Some governments have a philosophical objection to distorting free markets, but experience from studies of the nuclear industry and to a lesser extent the petrochemical industry has shown that this objection only leads to subsidies becoming hidden and more subtle. A consequence of the hidden nature of such subsidies is that they are sometimes so inscrutable that they can be denied. Proponents the nuclear energy often claim that nuclear energy receives no subsidisation when in fact it benefits massively from favourable long term power purchase agreements and from large scale transfers of risk and liability from the operators to the state [36].

Both market pull and technology push type strategic incentives are now needed to attract sufficient private finance to wave energy development. There are three key challenges that must be overcome by the wave energy industry and strategic incentives can play a role in addressing each, these key challenges are:

  • Identify and develop those WEC concepts that are capable of reaching TRL9 i.e. have sufficiently high TPL and sufficiently lean/affordable development trajectory.

  • Facilitate finance of the latter phases of development, demonstration and risk reduction (from TRL 6 to TRL8/9) where product development becomes too expensive for the SME’s that typically initiate new and innovative technologies.

  • Facilitate insurance against warranty claims after the start of volume sales.

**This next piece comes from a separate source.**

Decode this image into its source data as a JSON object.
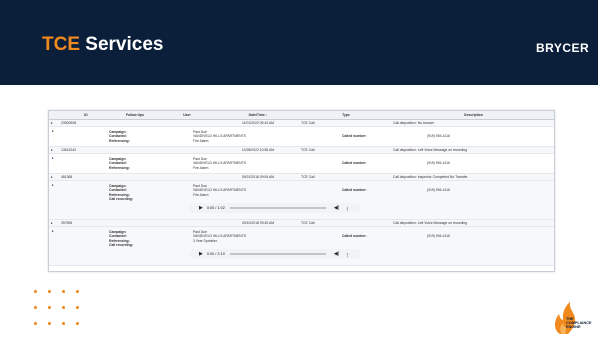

Technology push type incentives and application of advanced R&D management techniques such as the Weber matrix as introduced in Chap. 4 will assist with the first of these challenges. A combination of market pull type incentives such as long term price supports, capital grants and crucially risk sharing such as loan guarantees and insurance initiatives such as government underwriting of project risk will assist with the second and third challenges.